周洁 副教授:A New Joint Modeling Approach for Recurrent Event Data with Informative Terminal Event
Academy of Mathematics and Systems Science, CAS Colloquia & Seminars
Speaker:
周洁 副教授,首都师范大学
Inviter:
Title:
A New Joint Modeling Approach for Recurrent Event Data with Informative Terminal Event
Time & Venue:
2022.11.15 08:30-09:20 腾讯会议:946-519-414
Abstract:
In this article, we propose a new joint modeling approach for recurrent event data with informative terminal event via a gamma frailty by assigning a new type of double exponential Cox model to the terminal event. The main advantage of the proposed joint model is that it allows association between recurrent and terminal events and meanwhile, it overcomes the drawback of the marginal effects of covariates die out over time, which exists commonly in gamma frailty Cox models.
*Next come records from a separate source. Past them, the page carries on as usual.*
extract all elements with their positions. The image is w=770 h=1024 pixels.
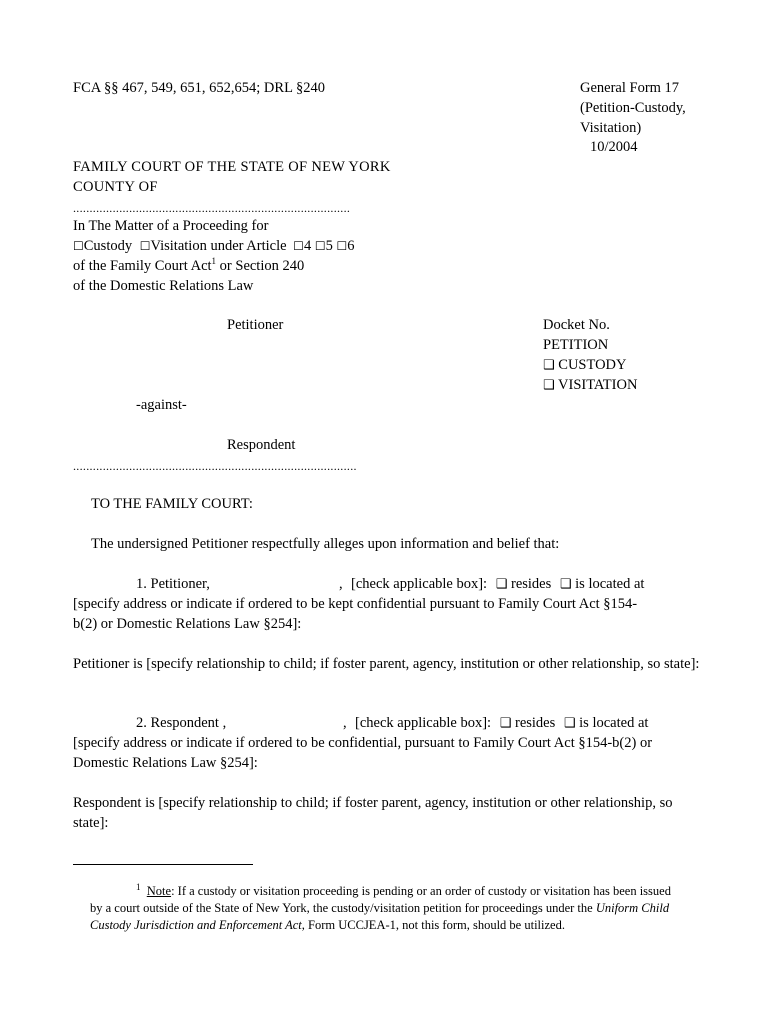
petitioner-address-instruction: b(2) or Domestic Relations Law §254]: [73,616,302,632]
respondent-located-checkbox[interactable]: ❑ [563,716,576,731]
petitioner-name-field[interactable] [220,574,330,592]
respondent-relationship: Respondent is [specify relationship to child; if foster parent, agency, institution or other relationship, so state]: [73,795,673,831]
respondent-address-instruction: Domestic Relations Law §254]: [73,755,258,771]
court-name: FAMILY COURT OF THE STATE OF NEW YORK [73,159,391,175]
comma: , [343,715,347,731]
docket-custody-label: CUSTODY [558,357,627,373]
footnote-text: : If a custody or visitation proceeding is pending or an order of custody or visitation has been issued by a court outside of the State of New York, the custody/visitation petition for proceedings under the [90,884,671,915]
located-label: is located at [575,576,645,592]
caption-divider-top: .................................................................................... [73,201,351,215]
petitioner-name-label: 1. Petitioner, [136,576,210,592]
drl-line: of the Domestic Relations Law [73,278,254,294]
respondent-name-field[interactable] [238,713,338,731]
footnote-ref: 1 [211,256,217,267]
footnote-mark: 1 [136,881,141,892]
fca-line [73,256,304,276]
docket-visitation-checkbox[interactable]: ❑ [543,378,555,393]
fca-rest: or Section 240 [216,258,305,274]
docket-number-label: Docket No. [543,317,610,333]
respondent-resides-checkbox[interactable]: ❑ [499,716,512,731]
docket-custody-option [543,355,627,376]
petitioner-address-instruction: [specify address or indicate if ordered to be kept confidential pursuant to Family Court Act §154- [73,596,638,612]
note-label: Note [146,884,172,898]
matter-line: In The Matter of a Proceeding for [73,218,269,234]
custody-checkbox[interactable]: ☐ [73,239,84,253]
docket-custody-checkbox[interactable]: ❑ [543,358,555,373]
caption-divider-bottom: ...................................................................................... [73,459,357,473]
footnote-act-title: Uniform Child Custody Jurisdiction and Enforcement Act, [90,901,670,932]
proceeding-type-line [73,236,354,256]
footnote [90,883,680,934]
petitioner-resides-checkbox[interactable]: ❑ [495,577,508,592]
respondent-address-options [355,713,648,734]
respondent-label: Respondent [227,437,296,453]
form-id-line: General Form 17 [580,80,680,96]
form-id-line: Visitation) [580,120,642,136]
article-5-checkbox[interactable]: ☐ [314,239,326,253]
comma: , [339,576,343,592]
check-instruction: [check applicable box]: [355,715,492,731]
check-instruction: [check applicable box]: [351,576,488,592]
statute-citation: FCA §§ 467, 549, 651, 652,654; DRL §240 [73,80,326,96]
county-label: COUNTY OF [73,179,158,195]
article-6-label: 6 [347,238,355,254]
intro-sentence: The undersigned Petitioner respectfully alleges upon information and belief that: [91,536,560,552]
fca-text: of the Family Court Act [73,258,212,274]
footnote-rule [73,864,253,865]
respondent-name-label: 2. Respondent , [136,715,227,731]
article-4-label: 4 [303,238,312,254]
resides-label: resides [514,715,556,731]
visitation-checkbox[interactable]: ☐ [139,239,151,253]
petitioner-relationship: Petitioner is [specify relationship to child; if foster parent, agency, institution or other relationship, so state]: [73,656,700,672]
located-label: is located at [579,715,649,731]
to-court-heading: TO THE FAMILY COURT: [91,496,253,512]
form-date: 10/2004 [590,139,638,155]
against-label: -against- [136,397,187,413]
petitioner-label: Petitioner [227,317,284,333]
article-5-label: 5 [325,238,333,254]
docket-visitation-label: VISITATION [558,377,638,393]
petitioner-located-checkbox[interactable]: ❑ [559,577,572,592]
respondent-address-instruction: [specify address or indicate if ordered to be confidential, pursuant to Family Court Act §154-b(2) or [73,735,653,751]
resides-label: resides [510,576,552,592]
footnote-text-end: Form UCCJEA-1, not this form, should be utilized. [304,918,565,932]
docket-visitation-option [543,375,637,396]
form-id-line: (Petition-Custody, [580,100,686,116]
custody-label: Custody [83,238,133,254]
visitation-label: Visitation under Article [150,238,287,254]
petitioner-address-options [351,574,644,595]
article-4-checkbox[interactable]: ☐ [293,239,304,253]
article-6-checkbox[interactable]: ☐ [336,239,348,253]
petition-title: PETITION [543,337,609,353]
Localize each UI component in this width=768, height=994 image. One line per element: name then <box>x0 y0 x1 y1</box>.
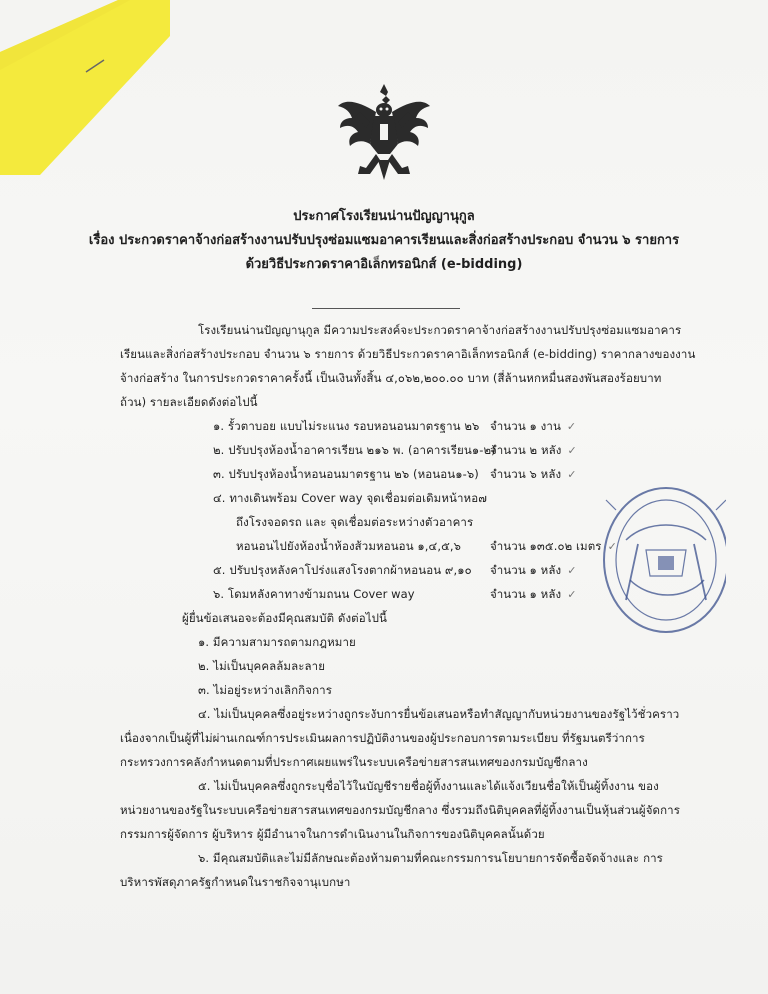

A sieve maximum likelihood approach is carried out for parameter estimation, and the Bernstein polynomials are employed to approximate the non-decreasing cumulative baseline functions. EM algorithm is utilized for optimization. Asymptotic properties of the estimators are provided. Simulation studies are conducted to evaluate the finite sample behavior of the proposed estimators. A real data of chronic heart failure patients from the University of Virginia Health System is analyzed for illustration.